Spain is a smorgasbord of Catholic, Islamic and Jewish musical traditions, a trove of mostly speedy dance-songs for every ritual: from courtship and weddings to fire dances and religious events.
This SSO concert of works by Spain’s Manuel de Falla and Maurice Ravel (a Parisian of Basque heritage) elicits familiar musical motifs from this land of the flamenco, its thrilling rhythms, percussion and quicksilver shifts. It’s a world of joy and pain, exuberance and melancholy.
First in the program, Ravel’s compact Alaborada del gracioso squeezes all that - and castanets - into a work of just eight minutes, beginning beatifically with the dawn, before leaping away and living up to its title (roughly translated, “Morning Song of the Jester”).
Falla’s Nights in the Gardens of Spain conjures Moorish influences from his native southern province of Andalusia, adding a nostalgic, reflective quality to his brisk, excitable rhythms. We hear those night sounds in the distance.
Guest pianist Eva Gevorgyan is electric on the keyboard, notably at the treble end, with her sharp, crystal-clear playing, and in an encore she is in full flame with Falla's Ritual Fire Dance. Conductor Jamie Martin, Chief Conductor of the Melbourne Symphony Orchestra and Spanish himself, is a joy to watch as he melds these mercurial, percussive works into a complete symphonic experience.
Not surprisingly, given its dynamic action, Falla composed The Three Cornered Hat as “a ballet with songs” for Diaghilev’s Ballet Ruse choreographed by Leonide Massine. Pablo Picasso did the sets for the London premiere in 1919. It’s the story of a miller and his beloved wife conspiring with the town to humiliate a lecherous magistrate.
Beginning with shrill bird calls, the captivating suites are peppered with Spanish traditional dance music for flamenco, fandango and jota, and the town’s religious celebration.
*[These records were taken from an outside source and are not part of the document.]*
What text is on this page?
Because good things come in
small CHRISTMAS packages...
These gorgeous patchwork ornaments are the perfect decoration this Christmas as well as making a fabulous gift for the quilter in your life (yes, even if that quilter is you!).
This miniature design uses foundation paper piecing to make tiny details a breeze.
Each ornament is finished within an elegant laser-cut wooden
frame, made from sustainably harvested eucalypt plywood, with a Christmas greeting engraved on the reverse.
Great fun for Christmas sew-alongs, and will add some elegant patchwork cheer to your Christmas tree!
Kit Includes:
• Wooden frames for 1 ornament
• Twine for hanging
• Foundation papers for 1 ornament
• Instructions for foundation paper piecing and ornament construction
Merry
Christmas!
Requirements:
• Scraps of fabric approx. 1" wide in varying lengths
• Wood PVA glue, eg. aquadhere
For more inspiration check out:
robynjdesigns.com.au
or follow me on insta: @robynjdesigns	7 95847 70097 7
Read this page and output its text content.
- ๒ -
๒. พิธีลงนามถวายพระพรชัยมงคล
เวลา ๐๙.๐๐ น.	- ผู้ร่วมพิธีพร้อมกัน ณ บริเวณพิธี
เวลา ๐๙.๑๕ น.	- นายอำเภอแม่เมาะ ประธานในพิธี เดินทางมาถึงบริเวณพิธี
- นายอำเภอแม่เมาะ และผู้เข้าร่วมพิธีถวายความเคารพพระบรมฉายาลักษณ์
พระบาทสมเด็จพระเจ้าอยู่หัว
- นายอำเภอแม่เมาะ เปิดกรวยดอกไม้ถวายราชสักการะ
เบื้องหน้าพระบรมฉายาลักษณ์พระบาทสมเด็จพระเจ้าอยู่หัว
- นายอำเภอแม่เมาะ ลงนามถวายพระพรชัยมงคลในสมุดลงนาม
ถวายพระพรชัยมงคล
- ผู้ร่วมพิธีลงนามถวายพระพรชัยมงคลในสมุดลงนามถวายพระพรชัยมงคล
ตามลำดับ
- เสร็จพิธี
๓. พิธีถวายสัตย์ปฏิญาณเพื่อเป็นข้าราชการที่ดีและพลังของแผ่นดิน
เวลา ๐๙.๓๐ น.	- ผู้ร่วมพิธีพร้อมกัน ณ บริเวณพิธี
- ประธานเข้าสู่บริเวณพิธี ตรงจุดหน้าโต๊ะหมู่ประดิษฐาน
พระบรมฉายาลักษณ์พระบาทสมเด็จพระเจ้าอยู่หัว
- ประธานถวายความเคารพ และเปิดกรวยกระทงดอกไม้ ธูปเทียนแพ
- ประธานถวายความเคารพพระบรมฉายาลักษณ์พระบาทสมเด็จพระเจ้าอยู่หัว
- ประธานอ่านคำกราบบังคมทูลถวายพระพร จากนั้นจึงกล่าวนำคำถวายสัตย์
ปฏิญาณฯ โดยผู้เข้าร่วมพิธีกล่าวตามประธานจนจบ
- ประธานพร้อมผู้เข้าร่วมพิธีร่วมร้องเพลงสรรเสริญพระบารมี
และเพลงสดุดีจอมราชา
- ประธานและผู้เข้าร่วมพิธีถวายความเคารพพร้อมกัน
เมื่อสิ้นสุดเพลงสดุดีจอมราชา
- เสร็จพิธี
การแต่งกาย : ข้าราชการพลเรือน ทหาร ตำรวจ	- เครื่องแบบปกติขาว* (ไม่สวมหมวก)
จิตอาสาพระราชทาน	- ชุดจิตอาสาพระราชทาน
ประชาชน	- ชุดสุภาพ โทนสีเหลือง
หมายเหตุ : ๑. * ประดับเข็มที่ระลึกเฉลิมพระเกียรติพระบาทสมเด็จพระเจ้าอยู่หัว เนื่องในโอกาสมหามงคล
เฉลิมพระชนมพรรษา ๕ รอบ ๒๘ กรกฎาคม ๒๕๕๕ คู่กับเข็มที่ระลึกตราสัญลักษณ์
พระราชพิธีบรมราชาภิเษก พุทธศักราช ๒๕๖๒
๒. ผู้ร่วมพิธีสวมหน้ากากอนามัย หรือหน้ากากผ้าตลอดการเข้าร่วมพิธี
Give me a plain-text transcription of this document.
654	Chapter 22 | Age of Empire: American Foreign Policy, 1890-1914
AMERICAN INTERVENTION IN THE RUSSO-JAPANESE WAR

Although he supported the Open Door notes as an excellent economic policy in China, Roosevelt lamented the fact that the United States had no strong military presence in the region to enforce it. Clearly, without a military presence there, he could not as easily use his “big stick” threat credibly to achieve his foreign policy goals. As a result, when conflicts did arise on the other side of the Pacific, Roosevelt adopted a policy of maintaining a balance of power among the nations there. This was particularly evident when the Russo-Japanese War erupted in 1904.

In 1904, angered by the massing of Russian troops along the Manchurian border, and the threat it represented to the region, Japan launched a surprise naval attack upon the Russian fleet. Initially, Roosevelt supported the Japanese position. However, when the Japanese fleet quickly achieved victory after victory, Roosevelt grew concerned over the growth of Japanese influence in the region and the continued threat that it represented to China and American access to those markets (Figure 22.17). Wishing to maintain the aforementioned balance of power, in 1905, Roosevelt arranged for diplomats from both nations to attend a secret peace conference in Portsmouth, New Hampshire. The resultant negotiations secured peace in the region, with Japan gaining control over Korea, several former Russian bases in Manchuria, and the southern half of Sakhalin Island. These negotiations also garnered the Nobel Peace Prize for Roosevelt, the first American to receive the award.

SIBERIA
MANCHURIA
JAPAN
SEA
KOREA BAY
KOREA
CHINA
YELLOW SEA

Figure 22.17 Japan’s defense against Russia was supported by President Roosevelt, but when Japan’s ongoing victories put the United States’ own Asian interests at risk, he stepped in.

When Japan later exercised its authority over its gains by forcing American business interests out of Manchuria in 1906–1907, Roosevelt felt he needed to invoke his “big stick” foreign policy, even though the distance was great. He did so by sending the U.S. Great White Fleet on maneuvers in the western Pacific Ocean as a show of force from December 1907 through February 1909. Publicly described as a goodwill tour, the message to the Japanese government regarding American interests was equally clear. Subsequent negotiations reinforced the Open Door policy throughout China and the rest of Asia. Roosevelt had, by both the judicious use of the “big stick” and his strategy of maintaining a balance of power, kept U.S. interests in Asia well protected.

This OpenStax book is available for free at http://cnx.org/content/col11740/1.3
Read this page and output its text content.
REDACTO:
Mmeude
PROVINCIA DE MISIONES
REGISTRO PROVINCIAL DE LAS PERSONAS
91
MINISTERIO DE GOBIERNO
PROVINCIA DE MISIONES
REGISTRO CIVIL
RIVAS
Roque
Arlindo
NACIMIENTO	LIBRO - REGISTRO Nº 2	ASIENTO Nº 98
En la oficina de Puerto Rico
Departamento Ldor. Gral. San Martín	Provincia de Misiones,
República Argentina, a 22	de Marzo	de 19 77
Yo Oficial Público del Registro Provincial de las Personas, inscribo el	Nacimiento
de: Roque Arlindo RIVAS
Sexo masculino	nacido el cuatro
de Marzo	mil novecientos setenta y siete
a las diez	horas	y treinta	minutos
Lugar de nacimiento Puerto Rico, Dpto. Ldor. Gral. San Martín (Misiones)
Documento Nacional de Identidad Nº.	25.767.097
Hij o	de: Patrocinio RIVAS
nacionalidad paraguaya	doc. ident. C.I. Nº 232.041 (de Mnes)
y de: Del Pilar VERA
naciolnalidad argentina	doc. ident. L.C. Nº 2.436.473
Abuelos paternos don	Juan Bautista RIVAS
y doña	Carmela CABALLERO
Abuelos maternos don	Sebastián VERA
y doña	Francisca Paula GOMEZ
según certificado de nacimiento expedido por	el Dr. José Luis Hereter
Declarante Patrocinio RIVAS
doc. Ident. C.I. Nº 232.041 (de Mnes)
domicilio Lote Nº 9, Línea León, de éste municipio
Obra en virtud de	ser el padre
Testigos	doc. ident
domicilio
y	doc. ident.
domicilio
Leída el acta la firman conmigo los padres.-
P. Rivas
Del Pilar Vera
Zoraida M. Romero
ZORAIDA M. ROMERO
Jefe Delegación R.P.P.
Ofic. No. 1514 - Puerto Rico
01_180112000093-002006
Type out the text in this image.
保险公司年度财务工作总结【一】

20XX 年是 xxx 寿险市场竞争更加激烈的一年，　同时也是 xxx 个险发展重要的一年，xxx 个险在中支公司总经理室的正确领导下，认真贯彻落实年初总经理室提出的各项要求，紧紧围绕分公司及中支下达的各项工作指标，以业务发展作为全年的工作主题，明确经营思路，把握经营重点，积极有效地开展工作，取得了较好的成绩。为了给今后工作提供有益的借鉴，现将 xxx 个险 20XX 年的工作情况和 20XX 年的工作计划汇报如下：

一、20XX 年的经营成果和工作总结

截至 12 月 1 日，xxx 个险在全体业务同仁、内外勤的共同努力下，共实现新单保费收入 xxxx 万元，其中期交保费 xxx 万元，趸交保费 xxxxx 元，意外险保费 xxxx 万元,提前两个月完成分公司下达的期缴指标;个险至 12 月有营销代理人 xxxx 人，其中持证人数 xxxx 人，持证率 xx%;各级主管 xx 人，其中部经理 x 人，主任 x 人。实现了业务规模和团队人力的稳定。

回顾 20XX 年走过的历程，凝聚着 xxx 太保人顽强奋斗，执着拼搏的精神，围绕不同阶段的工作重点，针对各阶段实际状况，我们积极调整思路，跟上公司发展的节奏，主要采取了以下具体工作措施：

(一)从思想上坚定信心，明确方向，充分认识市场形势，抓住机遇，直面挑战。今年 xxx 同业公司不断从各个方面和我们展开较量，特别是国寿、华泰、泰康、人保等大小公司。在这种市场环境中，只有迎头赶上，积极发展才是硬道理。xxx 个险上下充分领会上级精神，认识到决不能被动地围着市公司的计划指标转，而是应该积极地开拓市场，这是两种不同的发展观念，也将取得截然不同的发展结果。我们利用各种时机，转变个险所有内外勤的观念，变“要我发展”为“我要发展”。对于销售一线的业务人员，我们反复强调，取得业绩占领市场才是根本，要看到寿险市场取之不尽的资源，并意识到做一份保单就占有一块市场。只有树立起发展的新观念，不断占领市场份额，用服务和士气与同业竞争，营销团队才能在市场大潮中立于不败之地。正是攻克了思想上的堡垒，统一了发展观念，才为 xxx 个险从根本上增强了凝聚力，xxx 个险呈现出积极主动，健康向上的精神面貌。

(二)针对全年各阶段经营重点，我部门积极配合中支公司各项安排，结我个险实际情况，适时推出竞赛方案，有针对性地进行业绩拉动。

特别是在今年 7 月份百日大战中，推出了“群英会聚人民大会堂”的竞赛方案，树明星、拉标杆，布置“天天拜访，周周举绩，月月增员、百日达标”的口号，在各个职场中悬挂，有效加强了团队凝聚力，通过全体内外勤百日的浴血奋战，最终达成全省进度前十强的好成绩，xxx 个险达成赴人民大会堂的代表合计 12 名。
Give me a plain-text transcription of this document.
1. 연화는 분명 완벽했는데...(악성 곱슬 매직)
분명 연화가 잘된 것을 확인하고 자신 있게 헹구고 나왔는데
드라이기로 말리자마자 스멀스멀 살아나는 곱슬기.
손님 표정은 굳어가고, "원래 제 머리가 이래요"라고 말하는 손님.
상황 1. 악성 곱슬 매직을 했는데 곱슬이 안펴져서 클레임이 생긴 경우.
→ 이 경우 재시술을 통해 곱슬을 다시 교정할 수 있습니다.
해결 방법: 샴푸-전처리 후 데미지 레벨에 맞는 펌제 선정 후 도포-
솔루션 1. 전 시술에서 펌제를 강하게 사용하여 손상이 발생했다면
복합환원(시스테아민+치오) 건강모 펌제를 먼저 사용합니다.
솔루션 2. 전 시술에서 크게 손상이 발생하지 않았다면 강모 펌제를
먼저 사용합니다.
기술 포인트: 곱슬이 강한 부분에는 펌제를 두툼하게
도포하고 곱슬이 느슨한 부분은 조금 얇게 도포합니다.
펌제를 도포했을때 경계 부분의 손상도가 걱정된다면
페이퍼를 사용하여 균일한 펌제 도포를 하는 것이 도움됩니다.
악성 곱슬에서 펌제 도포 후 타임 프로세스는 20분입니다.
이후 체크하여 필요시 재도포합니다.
Maurice Ravel also composed his famous, sexually charged Bolero, based again on an historic Spanish dance-form, but for a contemporary dance. His simple repeated phrase, tapped out on a snake drum, is brilliantly elevated and coloured by successive instruments taking up the expansive melody.
Ira Rubinstein’s new dance company in Paris premiered Bolero in 1928. It began with a dancer on a table alone in a cafe which gradually fills with men overcome with lust and dancing ever more frenetically.
The SSO’s Concert Hall audience was also pretty enthusiastic.